And suddenly, as he noted the fine shades of manner by which she harmonized
herself with her surroundings, it flashed on him that, to need such adroit
handling, the situation must indeed be desperate.
Edith Wharton
The House of Mirth.
Maybe if I was born during the Summer of Love (1967), with the confluence of social revolutions from no-fault divorce to feminism to free love to Vietnam- and their eventual displacements by punk rock and Reaganomics, I could be the template of individualism. Albeit, personalities are a product of personal development, wouldn’t it be a whole lot simpler if one could just say “It was the times?” The sixties counterculture- along with its alter ego, eighties greed- has found me in this South East Asian region. Bob Dylan’s “Blowin’ in the wind” might as well have been playing while I was shitting myself.
In fact the only thing that I wouldn’t agree to about the Summer of Love would be the flower in the hair, which would be terribly unbecoming on me o_O
Even so, I wasn’t raised by some wasted, crazed hippie parents who smoked pot during the day. Nothing could be further from the truth; my mother was considered a square even by other moms (refer: Kimbly ;)) and is the sort of mom who’d perceive a wet towel left on the bed as a serious violation of basic human civility. In reality, I am the waste who smoked pot any time of the day.

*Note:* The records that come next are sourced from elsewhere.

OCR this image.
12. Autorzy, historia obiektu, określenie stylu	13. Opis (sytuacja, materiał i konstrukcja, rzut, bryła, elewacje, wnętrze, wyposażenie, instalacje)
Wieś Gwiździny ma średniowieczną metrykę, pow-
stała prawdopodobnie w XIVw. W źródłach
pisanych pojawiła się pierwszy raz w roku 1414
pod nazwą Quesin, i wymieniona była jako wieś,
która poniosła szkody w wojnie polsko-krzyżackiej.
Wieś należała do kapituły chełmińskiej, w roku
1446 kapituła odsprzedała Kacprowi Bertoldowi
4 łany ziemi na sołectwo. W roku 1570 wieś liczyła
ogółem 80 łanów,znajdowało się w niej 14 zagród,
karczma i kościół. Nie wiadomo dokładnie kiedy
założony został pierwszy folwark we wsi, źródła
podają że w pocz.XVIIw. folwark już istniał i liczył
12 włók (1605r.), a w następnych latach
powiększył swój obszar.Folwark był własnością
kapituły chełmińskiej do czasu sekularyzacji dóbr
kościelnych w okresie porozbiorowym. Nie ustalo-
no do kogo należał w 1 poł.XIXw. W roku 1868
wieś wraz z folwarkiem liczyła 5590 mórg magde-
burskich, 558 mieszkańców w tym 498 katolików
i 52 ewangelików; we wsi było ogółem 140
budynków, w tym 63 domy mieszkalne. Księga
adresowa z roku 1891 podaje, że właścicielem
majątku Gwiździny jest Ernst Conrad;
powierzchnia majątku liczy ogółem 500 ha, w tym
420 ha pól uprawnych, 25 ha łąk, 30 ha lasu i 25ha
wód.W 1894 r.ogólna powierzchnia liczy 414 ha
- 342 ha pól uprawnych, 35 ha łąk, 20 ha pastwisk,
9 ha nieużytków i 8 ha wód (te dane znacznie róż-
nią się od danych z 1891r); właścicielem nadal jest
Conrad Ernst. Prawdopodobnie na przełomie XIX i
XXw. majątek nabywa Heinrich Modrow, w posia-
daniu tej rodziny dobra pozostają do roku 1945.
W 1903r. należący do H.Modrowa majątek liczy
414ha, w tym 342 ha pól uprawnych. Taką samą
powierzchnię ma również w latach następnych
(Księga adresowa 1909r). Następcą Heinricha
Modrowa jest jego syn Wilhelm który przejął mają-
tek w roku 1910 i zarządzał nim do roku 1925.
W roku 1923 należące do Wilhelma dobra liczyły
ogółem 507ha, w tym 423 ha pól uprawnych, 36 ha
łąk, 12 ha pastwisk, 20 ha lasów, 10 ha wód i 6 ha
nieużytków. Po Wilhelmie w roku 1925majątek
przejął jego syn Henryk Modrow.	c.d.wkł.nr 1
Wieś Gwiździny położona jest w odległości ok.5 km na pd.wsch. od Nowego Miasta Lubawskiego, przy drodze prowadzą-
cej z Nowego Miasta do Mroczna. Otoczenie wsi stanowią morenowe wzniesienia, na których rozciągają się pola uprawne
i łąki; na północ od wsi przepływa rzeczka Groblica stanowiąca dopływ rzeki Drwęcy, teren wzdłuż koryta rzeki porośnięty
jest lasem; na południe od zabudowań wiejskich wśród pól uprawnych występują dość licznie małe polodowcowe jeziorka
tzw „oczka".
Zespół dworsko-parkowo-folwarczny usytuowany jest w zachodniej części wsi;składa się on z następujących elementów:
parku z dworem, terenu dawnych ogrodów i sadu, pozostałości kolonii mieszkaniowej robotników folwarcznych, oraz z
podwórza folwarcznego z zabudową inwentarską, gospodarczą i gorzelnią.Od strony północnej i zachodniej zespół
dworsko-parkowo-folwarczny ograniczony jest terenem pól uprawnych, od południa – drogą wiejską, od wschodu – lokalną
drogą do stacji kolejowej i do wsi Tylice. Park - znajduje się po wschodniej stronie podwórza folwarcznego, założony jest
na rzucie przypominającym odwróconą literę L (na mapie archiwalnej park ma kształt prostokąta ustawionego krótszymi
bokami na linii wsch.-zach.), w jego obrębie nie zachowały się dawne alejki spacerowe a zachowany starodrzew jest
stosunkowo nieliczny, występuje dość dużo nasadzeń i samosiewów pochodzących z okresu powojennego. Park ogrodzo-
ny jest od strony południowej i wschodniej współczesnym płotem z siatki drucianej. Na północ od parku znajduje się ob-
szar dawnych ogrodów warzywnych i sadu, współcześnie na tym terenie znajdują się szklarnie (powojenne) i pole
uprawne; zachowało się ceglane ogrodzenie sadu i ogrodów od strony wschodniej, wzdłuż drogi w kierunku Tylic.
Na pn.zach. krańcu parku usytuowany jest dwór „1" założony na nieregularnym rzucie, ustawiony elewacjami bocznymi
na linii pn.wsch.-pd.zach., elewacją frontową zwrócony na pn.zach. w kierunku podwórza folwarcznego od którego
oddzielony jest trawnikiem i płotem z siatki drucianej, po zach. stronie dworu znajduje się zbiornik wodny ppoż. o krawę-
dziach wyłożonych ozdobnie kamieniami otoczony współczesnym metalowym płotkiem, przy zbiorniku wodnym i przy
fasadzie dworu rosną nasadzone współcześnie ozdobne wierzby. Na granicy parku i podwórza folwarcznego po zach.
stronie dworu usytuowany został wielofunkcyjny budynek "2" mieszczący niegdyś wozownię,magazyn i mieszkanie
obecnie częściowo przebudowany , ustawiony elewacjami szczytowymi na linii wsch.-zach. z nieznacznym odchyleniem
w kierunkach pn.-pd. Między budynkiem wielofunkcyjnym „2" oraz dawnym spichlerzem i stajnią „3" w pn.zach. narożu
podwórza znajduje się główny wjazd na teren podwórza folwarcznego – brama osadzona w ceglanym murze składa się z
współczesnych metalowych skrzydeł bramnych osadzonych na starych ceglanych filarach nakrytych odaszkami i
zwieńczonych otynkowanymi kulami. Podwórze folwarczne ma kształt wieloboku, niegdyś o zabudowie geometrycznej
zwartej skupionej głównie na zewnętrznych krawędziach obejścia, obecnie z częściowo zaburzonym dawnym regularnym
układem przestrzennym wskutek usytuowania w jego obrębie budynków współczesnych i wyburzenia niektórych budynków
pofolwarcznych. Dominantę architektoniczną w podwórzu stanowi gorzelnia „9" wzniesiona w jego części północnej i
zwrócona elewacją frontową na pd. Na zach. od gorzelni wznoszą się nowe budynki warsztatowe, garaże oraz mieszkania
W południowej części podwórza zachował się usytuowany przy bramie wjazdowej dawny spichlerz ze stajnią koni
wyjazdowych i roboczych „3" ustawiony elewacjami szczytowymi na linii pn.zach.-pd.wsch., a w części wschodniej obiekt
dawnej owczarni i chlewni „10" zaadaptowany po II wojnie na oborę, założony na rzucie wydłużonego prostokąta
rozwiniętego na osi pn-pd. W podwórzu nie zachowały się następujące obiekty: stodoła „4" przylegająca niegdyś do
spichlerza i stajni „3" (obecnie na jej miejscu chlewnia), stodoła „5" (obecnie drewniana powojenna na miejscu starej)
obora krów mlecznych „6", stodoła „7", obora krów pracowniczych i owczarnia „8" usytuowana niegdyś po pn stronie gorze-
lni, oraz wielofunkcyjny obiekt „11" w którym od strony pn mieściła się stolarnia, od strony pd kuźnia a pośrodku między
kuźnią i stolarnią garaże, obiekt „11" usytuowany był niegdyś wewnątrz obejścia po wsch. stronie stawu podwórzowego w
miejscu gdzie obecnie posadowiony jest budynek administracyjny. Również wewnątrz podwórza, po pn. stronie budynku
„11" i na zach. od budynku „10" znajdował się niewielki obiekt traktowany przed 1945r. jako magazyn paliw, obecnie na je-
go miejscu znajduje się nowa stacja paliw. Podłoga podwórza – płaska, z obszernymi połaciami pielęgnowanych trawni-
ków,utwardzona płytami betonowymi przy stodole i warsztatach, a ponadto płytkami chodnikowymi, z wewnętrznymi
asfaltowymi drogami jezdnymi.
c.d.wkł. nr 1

My mother, instead, has labeled me a hippie on more than one occasion and she says it in an accusatory tone. She said it the day I came home with a skateboard and torn jeans and she said it the time I’d gone 3 full nights without sleep reading Karl Max’s Selected Writings.
Regardless of her knowledge of what being a hippie is really about, and the reversal of idealistic roles, my mother raised me in a traditional household and together with my father; they gave a new sense that anything was possible. And even now, even in this desperate time, I trust that the foundation they had set for me, along with the love I had not merit from my friends, and despite my insurgences, I can hold this down.